Di fronte a una situazione delicata come quella vissuta dal Milan in questo momento, forse, avere una figura societaria che, scevra di un legame affettivo con la parte sportiva – Pioli su tutti – possa prendere decisioni drastiche, sarebbe utile. Il rischio, come nel caso della riconoscenza di Pioli nei confronti del gruppo scudetto che gli ha regalato la più grande gioia della sua carriera, è che Maldini, affezionato all’allenatore e responsabile del suo rinnovo triennale, possa essere offuscato nel suo giudizio. A maggior ragione se, come sembra, chi dovrebbe rappresentare l’interesse di RedBird è del tutto assente dall’ambiente Milan. Gerry Cardinale non si fa vedere a Milano dal derby di andata, e nonostante la presenza annunciata, ha disertato la finale di Supercoppa a Riyad. Lo stesso Furlani non interviene mai ai microfoni, e il suo ruolo all’interno del club è avvolto nel mistero. Per chiarire le prospettive future del Milan, per capire se la strategia di RedBird andrà più nella direzione auspicata da Maldini nell’intervista alla Gazzetta, o se invece la nuova proprietà seguirà le orme di Elliott, sarebbe forse il caso di organizzare una conferenza di presentazione, per fugare ogni dubbio e non dare adito alle inevitabili speculazioni.
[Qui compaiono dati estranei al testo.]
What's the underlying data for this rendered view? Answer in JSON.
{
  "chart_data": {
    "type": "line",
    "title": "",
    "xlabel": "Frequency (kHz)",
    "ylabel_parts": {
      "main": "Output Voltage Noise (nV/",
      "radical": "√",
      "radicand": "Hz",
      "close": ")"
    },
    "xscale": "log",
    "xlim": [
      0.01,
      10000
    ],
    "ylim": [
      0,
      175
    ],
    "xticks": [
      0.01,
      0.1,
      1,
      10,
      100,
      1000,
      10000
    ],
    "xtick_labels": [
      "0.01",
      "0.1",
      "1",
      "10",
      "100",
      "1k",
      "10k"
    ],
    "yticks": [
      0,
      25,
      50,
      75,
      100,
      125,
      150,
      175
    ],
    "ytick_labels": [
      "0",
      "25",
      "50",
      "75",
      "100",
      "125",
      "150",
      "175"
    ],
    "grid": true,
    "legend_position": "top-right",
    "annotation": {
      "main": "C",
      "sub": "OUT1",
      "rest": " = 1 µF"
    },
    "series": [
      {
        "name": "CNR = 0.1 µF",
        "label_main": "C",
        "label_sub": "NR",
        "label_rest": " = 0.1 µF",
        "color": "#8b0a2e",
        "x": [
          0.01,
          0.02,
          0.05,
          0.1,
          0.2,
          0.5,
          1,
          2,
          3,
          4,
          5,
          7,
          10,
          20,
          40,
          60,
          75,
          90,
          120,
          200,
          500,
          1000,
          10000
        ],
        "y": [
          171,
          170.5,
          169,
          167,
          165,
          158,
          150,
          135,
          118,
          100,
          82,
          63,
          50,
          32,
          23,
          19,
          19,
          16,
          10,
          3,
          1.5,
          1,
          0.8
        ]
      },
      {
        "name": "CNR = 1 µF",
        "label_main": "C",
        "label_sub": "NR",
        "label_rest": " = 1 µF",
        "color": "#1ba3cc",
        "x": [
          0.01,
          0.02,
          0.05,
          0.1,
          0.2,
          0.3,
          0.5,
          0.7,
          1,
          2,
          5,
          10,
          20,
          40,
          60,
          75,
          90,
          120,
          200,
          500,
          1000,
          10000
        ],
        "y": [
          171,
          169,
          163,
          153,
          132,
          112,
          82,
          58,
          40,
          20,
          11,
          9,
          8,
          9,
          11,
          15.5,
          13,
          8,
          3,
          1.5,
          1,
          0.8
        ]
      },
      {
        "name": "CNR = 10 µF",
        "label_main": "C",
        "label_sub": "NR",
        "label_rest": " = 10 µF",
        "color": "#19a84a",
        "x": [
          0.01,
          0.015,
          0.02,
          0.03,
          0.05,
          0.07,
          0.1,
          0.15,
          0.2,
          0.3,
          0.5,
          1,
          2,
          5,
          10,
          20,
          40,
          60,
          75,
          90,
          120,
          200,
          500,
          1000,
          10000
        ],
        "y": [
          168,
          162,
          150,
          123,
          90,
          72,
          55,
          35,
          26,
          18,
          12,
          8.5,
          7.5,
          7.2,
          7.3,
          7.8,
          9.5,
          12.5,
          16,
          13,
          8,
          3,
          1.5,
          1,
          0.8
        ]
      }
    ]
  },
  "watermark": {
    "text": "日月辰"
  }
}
Al Milan, all’improvviso, sembra non funzionare più nulla. Ma come spesso accade, la confusione in campo altro non è che specchio di una confusione ai piani più alti: per superare il momento e ripartire, servirà fare chiarezza, su ogni fronte. La stessa chiarezza che sarà fondamentale per ripartire anche in campo, e tornare a stare bene insieme.